Arteta was not referring to the club's alarming slide, though. The Arsenal manager was instead discussing the underlying numbers in his team's performances, the metrics that he believes show their recent results are not reflective of the reality of those matches.
He and the club will never divulge the inner workings of their analysts, who operate in an area that has become a battleground for top sides (Liverpool, for example, employ a team of elite physicists in their data unit). As a field of study it is competitive and secretive, although Arteta did shine some light on the conclusions they have reached when studying recent defeats.
According to the club's own metrics, Arsenal's performance against Everton on Saturday, when they lost 2-1, meant they had a 67pc chance of winning. In their recent defeat against Tottenham Hotspur, their figures showed just a 7pc chance of losing. Against Burnley, when they lost 1-0, it was a 3pc chance of losing.
"When you look at the perspective about how we are losing football matches and how we are where we are, it is pretty incredible," said Arteta, who faces his former side Manchester City in the League Cup quarter-final tonight. His overarching message was that the underlying numbers from their data team show that Arsenal have been unlucky to lose these games.
Unfortunately for Arteta, it is a reality of football culture in the UK that any reference to underlying statistics is likely to be met with scepticism. And Arteta is not helped by the fact that his internal data is built on models that are not accessible to the public.
He says the club's figures suggest they were unlucky to lose, but teams will never reveal how these models work. So Arteta is asking fans and observers to trust in his metrics rather than more commonly used statistics, or indeed their own eyes.
The claim about the north London derby was particularly hard to comprehend.
Yes, Arsenal were dominant for much of the match, but Tottenham seemed to allow them to control the ball, knowing they were unlikely to be broken down and that they could then strike on the counter. All this is dangerous territory, for Arteta and for those of us on the outside.
We cannot say the figures are definitely wrong, because we have no access to them. But we cannot say Arteta is definitely right, because we do not know the finer details of how Arsenal analyse their matches.
What is certainly true is that the numbers are far more complicated than basic measurements such as possession - "I am zero interested in possession," Arteta said - and shots on target. Top teams have all sorts of different ways of measuring key metrics like chance creation and defensive stability, going far beyond figures such as "expected goals".
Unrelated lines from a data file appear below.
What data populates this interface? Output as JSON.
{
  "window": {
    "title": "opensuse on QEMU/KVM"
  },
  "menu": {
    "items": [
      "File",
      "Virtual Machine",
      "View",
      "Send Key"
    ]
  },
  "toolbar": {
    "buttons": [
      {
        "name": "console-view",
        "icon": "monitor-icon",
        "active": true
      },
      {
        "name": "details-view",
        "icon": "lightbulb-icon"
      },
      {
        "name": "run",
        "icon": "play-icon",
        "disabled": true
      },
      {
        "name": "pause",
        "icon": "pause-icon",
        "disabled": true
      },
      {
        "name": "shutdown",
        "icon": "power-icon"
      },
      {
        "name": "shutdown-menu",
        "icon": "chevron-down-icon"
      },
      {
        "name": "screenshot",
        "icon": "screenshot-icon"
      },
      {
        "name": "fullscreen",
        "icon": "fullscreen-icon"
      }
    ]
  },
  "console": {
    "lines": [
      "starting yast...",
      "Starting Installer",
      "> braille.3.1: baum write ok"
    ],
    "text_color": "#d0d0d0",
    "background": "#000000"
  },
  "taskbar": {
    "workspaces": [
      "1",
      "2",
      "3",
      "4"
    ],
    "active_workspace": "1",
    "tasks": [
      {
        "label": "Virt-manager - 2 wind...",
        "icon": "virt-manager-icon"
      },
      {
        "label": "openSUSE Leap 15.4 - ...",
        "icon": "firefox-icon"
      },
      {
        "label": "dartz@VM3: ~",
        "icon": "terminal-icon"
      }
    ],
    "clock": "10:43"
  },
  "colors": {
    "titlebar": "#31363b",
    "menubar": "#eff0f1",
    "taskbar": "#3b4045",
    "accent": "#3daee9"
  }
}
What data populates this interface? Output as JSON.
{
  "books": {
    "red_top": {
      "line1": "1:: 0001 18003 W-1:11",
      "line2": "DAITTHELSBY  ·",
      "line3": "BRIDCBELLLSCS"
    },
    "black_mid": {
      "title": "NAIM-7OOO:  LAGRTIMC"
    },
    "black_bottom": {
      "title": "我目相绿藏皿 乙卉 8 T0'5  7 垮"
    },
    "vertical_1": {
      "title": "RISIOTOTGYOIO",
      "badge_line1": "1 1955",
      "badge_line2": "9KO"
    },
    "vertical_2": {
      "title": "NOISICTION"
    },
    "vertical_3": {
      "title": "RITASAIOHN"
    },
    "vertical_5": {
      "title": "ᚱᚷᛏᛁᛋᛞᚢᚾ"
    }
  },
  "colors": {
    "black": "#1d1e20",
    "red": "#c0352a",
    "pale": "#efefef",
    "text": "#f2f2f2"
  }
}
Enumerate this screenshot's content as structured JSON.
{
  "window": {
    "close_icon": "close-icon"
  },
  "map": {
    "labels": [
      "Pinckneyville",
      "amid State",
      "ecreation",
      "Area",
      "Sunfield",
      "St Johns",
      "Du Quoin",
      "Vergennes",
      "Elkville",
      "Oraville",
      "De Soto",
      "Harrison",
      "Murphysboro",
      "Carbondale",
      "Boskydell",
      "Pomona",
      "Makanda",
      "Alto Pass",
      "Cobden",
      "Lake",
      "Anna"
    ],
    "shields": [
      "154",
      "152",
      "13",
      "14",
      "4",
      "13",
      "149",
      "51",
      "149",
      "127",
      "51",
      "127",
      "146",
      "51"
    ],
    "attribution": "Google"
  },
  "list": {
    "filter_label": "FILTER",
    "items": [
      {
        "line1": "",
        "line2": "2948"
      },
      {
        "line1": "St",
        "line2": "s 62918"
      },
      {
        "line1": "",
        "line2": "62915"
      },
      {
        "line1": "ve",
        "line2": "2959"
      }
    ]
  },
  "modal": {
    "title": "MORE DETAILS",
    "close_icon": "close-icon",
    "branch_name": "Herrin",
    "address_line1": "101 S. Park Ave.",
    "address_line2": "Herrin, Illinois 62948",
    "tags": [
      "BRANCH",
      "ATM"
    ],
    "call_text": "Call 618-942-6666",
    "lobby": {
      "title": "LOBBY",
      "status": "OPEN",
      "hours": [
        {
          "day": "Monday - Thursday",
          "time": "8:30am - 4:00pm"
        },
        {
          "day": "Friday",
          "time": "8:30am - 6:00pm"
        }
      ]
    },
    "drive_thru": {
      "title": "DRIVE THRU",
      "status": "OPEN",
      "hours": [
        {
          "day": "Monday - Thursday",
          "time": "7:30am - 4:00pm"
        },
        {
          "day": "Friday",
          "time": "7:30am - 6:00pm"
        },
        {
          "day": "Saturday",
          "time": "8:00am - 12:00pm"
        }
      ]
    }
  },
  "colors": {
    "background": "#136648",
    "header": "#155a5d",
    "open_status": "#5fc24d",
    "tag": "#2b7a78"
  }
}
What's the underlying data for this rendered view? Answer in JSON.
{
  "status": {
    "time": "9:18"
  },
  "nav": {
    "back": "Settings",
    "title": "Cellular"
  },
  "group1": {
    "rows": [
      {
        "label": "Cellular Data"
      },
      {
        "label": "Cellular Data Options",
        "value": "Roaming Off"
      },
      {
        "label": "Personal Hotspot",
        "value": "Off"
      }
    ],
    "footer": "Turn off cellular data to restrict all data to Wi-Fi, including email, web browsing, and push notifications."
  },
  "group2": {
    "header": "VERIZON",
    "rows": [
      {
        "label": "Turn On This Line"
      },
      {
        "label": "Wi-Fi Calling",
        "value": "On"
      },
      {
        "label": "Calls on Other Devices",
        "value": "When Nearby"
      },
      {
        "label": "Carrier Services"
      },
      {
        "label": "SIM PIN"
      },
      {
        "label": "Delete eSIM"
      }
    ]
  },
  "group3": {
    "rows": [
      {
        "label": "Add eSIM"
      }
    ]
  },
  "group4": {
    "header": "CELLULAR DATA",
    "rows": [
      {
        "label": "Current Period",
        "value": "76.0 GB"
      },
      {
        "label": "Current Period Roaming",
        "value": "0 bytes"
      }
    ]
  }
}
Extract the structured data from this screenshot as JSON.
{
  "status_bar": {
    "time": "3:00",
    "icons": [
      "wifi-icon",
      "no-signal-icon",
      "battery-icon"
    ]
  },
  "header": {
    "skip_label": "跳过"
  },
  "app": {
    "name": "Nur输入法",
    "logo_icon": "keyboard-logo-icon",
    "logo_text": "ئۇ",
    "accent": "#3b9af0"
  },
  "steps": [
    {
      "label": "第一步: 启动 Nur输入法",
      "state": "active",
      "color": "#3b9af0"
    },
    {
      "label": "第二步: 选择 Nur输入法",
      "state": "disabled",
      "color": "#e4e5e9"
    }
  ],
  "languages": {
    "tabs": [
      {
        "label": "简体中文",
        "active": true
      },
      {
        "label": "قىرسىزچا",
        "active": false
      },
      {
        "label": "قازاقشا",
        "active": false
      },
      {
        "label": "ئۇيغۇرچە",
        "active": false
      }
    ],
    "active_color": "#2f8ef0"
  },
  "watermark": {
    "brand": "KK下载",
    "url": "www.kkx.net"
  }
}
As an example, earlier this year Liverpool data scientist William Spearman (who has a PhD in particle physics from Harvard) delivered a presentation on the club's complex "pitch control" model. Football is not rocket science, but it is getting there. And rocket scientists are driving it in that direction.
So, if Arsenal's internal analysis shows they are performing better than the results suggest, why are those results not improving? In Arteta's eyes, it largely comes down to efficiency in front of goal.
Earlier this year, the strikers were burying a high proportion of their chances. Now, they are not.
"Our finishing quality is what is letting us down at the moment because the rest is what it should be to win many football matches," said Arteta. "It worked there before and we were winning because our finishing quality was through the roof."
It is interesting to note that Arteta's referencing of these statistics was unprompted. He was answering a question about the atmosphere in the dressing-room when he brought up his percentages.
Asked what the figures are based on, he said: "Every possible area that can happen in a match is considered. And it works. But then football is not like basketball where you shoot 50 times and the opponent shoots once so you win every time.
"It is pretty tricky but I am telling you, last year we were winning games with a 25 per cent chance of winning, but we were so efficient when we got into the (key) positions. But if you are constantly in the 60s and 70s (percentages) long term, you are going to win many more matches."
His conclusion is that the underlying numbers show that the short-term pain will eventually give way to success. Whether the supporters agree, whether they believe in his metrics, is up to them.